“When the mine came to us with that tangle of collateral from the Riley failure, I found that it was paying dividends regularly; and Richards, the manager, wrote me that they could be doubled easily if he was allowed a free hand to cut down expenses and exercise his own judgment. He has done it, too, and the mine is a splendid property. And it is yours, my boy, when you have made yourself thoroughly conversant with it.” Mr. Wade’s tone was complacently benevolent.
“Do you mean that you want me to take a course in mining engineering?” said Hastings, and his voice was carefully expressionless.
“No,” said his uncle; “I want you to go out to the mine itself, put yourself in Richards’ hands, and get a good working knowledge of the proposition, so that Richards will know you are master. He wouldn’t try any tricks with me, because it is pretty well known that men who have tried have repented it; but with a young fellow like you, it’s different, of course. I shall not expect you to spend all your time there. Perhaps for a year or so you’d better stay on the ground. Then come East, open your architect’s office, and go West once a year on a tour of inspection.”
Hastings’ face cleared.
“It is more than good of you, sir. I’ll try to deserve it,” he said, frankly.
“There is only one condition,” Mr.
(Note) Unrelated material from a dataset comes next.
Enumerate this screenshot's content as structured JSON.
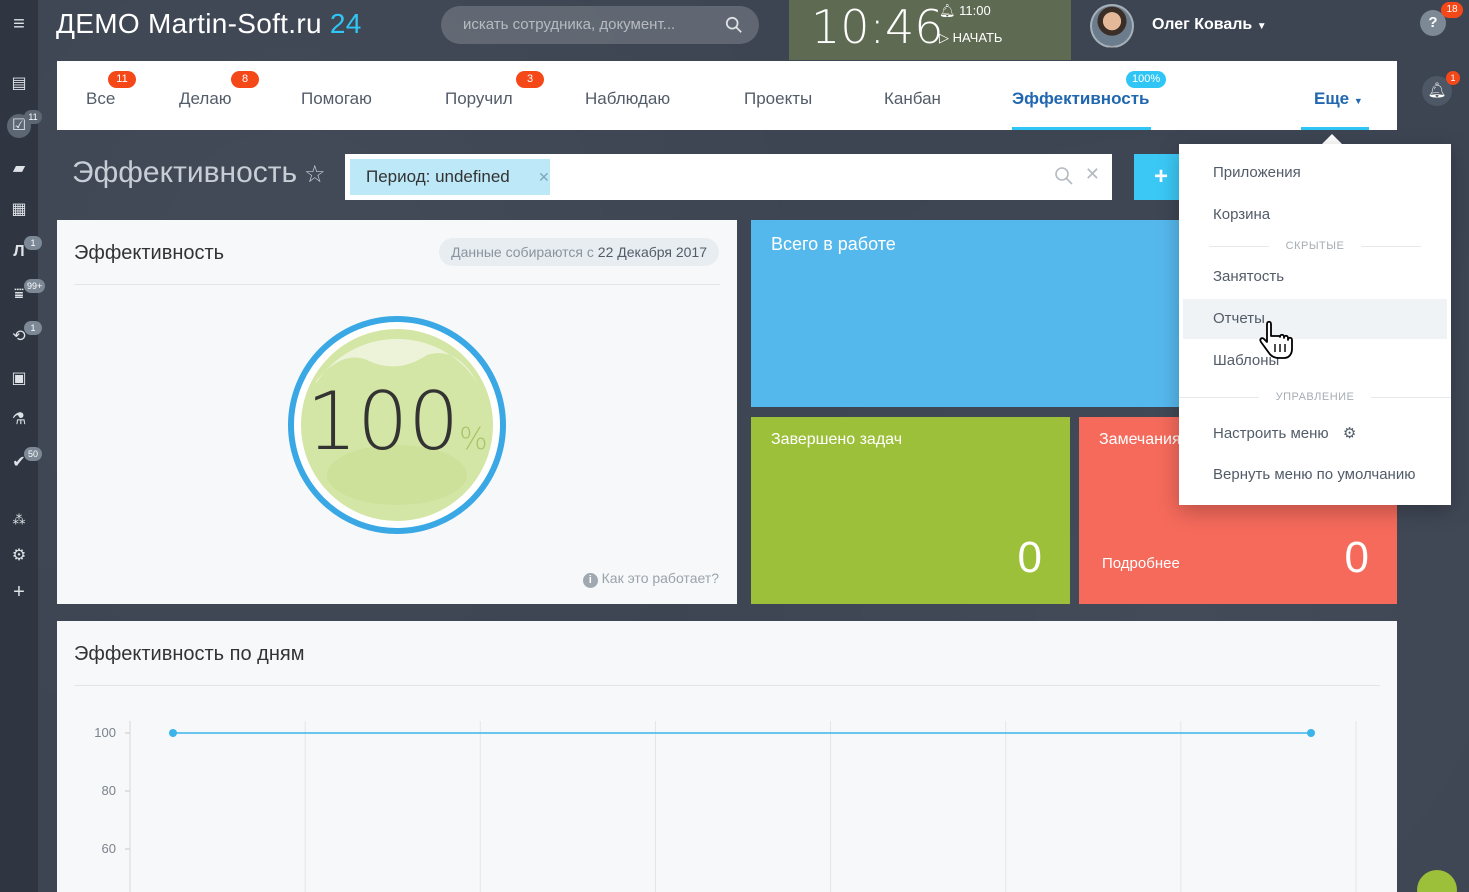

Wade went on, “and your word is sufficient for that. You are not to sell the mine without my consent. The very fact that John Carrington is so anxious to get hold of it is one of the best points in its favor.”
“Carrington?” said Hastings, mechanically, wondering if the name so constantly in his thoughts had begun to repeat itself audibly.
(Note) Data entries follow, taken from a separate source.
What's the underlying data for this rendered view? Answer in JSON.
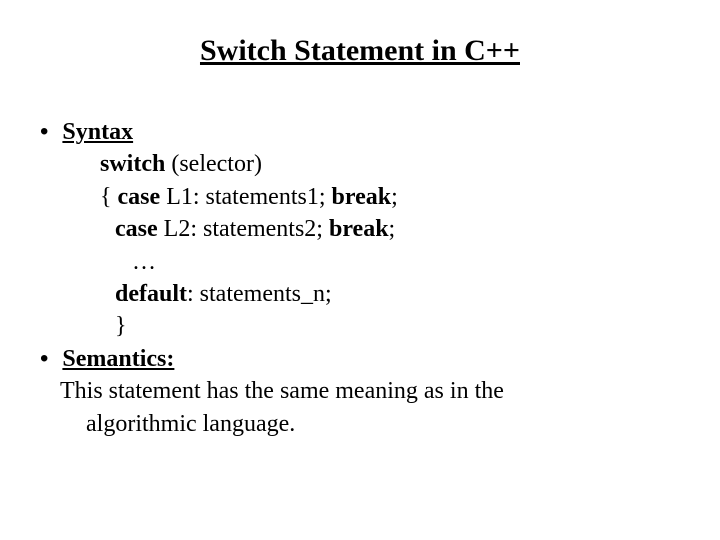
{
  "title": "Switch Statement in C++",
  "bullets": {
    "syntax_label": "Syntax",
    "semantics_label": "Semantics:"
  },
  "code": {
    "line1_kw": "switch",
    "line1_rest": " (selector)",
    "line2_brace": "{ ",
    "line2_kw": "case",
    "line2_mid": " L1: statements1; ",
    "line2_end": "break",
    "line2_semi": ";",
    "line3_kw": "case",
    "line3_mid": " L2: statements2; ",
    "line3_end": "break",
    "line3_semi": ";",
    "line4": "…",
    "line5_kw": "default",
    "line5_rest": ": statements_n;",
    "line6": "}"
  },
  "para": {
    "l1": "This statement has the same meaning as in the",
    "l2": "algorithmic language."
  }
}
“He is a—a boor—who owns the adjoining mine,” Mr. Wade classified him. “He offered to buy the Tray-Spot. Of course I declined. And he had the insolence to charge Richards with flooding his mine with water from ours, instead of pumping it to the surface. Threatened us with a lawsuit if we didn’t put in additional pumps. He said his men were not educated to the luxury of free baths as yet, and that swimming was an unpopular sport on the eleventh level.”
“But if it was true?” said Hastings.
“Of course it wasn’t,” said Mr. Wade, testily. “I wrote Richards, and he said Carrington was just trying to get hold of the mine, and wouldn’t stop at anything to do it, because his, the Star, is down so deep it is about worked out. Do you know,” Mr. Wade went on, “this John Carrington had the audacity to say that, since I’d never been West, he didn’t suppose I’d care to begin such trips at my age, and that, as I had no son, he should think a reasonable proposition to sell ought to interest me.”